O discurso oficial continua embalado por palavras como “crescimento”, “retomada”, “fortalecimento do consumo” e “economia aquecida”, mas os números, esses seres inconvenientes que insistem em contrariar narrativas políticas, voltaram a mostrar uma realidade desastrosa. A atividade econômica brasileira recuou em março, segundo dados divulgados pelo Banco Central do Brasil. O IBC-Br — índice considerado uma espécie de prévia do PIB — registrou queda de 0,7% em relação a fevereiro, revelando um enfraquecimento disseminado da economia nacional.
O dado não veio isolado nem pode ser tratado como uma simples “oscilação pontual”, expressão frequentemente utilizada por autoridades quando indicadores negativos aparecem. O recuo atingiu todos os setores monitorados: indústria, serviços, agropecuária e arrecadação de impostos. O setor de serviços, justamente o maior empregador do país e responsável por grande parte da movimentação econômica urbana, apresentou a pior retração, com queda de 0,8%.

O problema para o governo é que os números começam a desmontar um discurso sustentado em publicidade institucional e não em fundamentos econômicos sólidos. Nos últimos meses, a administração federal insistiu em vender a ideia de uma economia resiliente. Diferente disso, o país parece começar a sentir os efeitos colaterais de uma política econômica baseada em aumento de despesas, elevação contínua do endividamento público e crescente insegurança fiscal e, naturalmente, maquiagem de dados.
A conta chega primeiro ao setor produtivo.

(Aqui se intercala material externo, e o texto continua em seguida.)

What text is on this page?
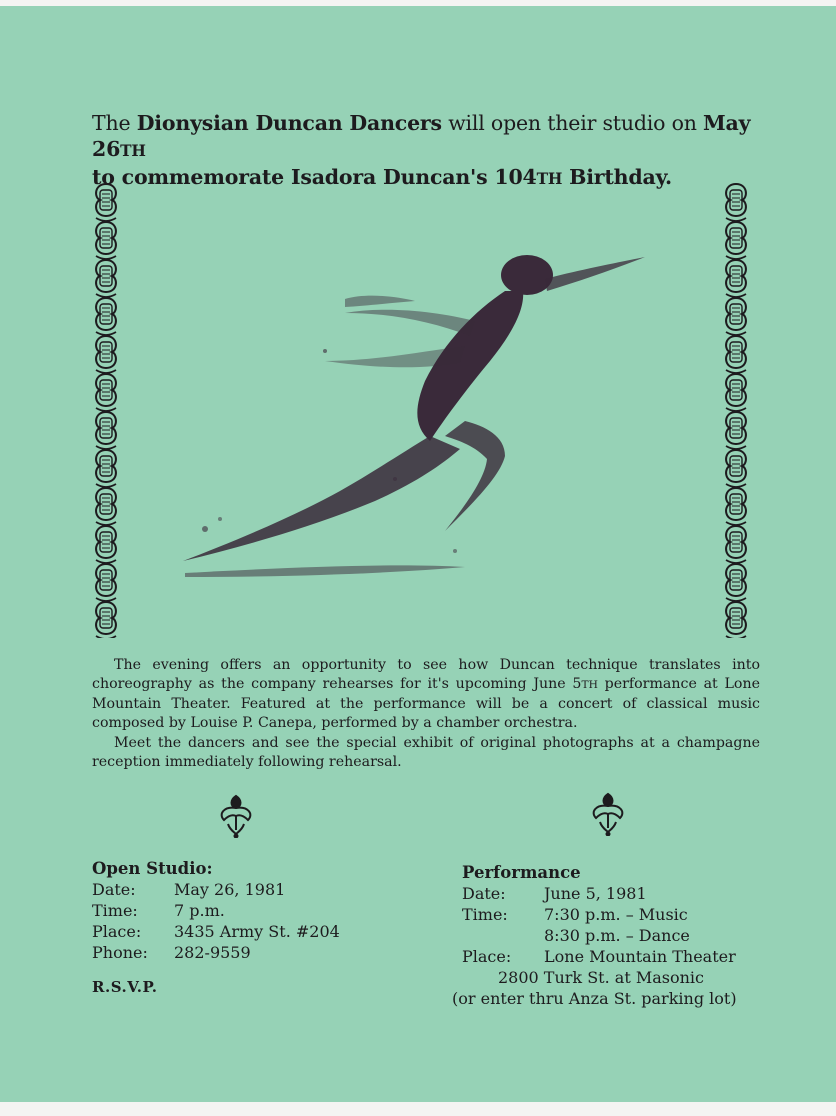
The Dionysian Duncan Dancers will open their studio on May 26TH
to commemorate Isadora Duncan's 104TH Birthday.

The evening offers an opportunity to see how Duncan technique translates into choreography as the company rehearses for it's upcoming June 5TH performance at Lone Mountain Theater. Featured at the performance will be a concert of classical music composed by Louise P. Canepa, performed by a chamber orchestra.

Meet the dancers and see the special exhibit of original photographs at a champagne reception immediately following rehearsal.

Open Studio:
Date:	May 26, 1981
Time:	7 p.m.
Place:	3435 Army St. #204
Phone:	282-9559
R.S.V.P.
Performance
Date:	June 5, 1981
Time:	7:30 p.m. – Music
8:30 p.m. – Dance
Place:	Lone Mountain Theater
2800 Turk St. at Masonic
(or enter thru Anza St. parking lot)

Empresários convivem hoje com um ambiente de elevada incerteza. O governo amplia gastos enquanto promete responsabilidade fiscal; pressiona por juros menores enquanto contribui para o aumento da percepção de risco; anuncia programas sociais e subsídios sem apresentar contrapartidas consistentes de equilíbrio das contas públicas. O resultado é um mercado desconfiado, investimentos privados mais cautelosos e uma economia que perde força gradualmente.

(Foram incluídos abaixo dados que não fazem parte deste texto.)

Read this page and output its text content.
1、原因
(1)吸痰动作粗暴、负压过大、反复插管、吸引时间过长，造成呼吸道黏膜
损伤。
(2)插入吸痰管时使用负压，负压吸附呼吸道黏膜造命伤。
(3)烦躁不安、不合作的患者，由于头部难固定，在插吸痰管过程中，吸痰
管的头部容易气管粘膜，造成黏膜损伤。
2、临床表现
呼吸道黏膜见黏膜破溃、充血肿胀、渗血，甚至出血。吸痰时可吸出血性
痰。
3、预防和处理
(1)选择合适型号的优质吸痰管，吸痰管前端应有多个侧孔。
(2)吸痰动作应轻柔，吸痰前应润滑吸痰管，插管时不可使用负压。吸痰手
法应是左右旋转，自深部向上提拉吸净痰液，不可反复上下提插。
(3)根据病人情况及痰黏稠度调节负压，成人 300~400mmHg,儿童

O enfraquecimento da arrecadação de impostos ajuda a ilustrar esse cenário. Quando a arrecadação desacelera significa, em termos simples, menos consumo, menos produção, menos circulação de riqueza e menor atividade empresarial. É um termômetro da desaceleração econômica real, aquela percebida pelo comerciante que vende menos, pela indústria que reduz turnos e pelo trabalhador informal que vê sua renda diminuir.
Na indústria, o cenário também se deteriora. O setor produtivo continua pressionado por custos elevados, insegurança regulatória e dificuldade de acesso ao crédito em condições sustentáveis. Enquanto isso, o governo insiste em apostar em medidas intervencionistas e em discursos ideológicos que frequentemente afastam investidores e ampliam a percepção de instabilidade.
A agropecuária, historicamente um dos pilares de sustentação do crescimento brasileiro, também apresentou retração. Nem mesmo o campo, tradicionalmente mais resistente às turbulências políticas internas, conseguiu escapar do ambiente de desaceleração. O produtor rural enfrenta custos elevados como resultado do crédito mais caro e crescente preocupação com insegurança jurídica e tributária.

O contraste entre os dados concretos e a retórica oficial se torna cada vez mais evidente. Pronunciamentos celebram uma suposta recuperação econômica, mas os indicadores começam a apontar esfriamento da atividade. O problema é que propaganda não substitui produtividade, e slogan não gera crescimento sustentável.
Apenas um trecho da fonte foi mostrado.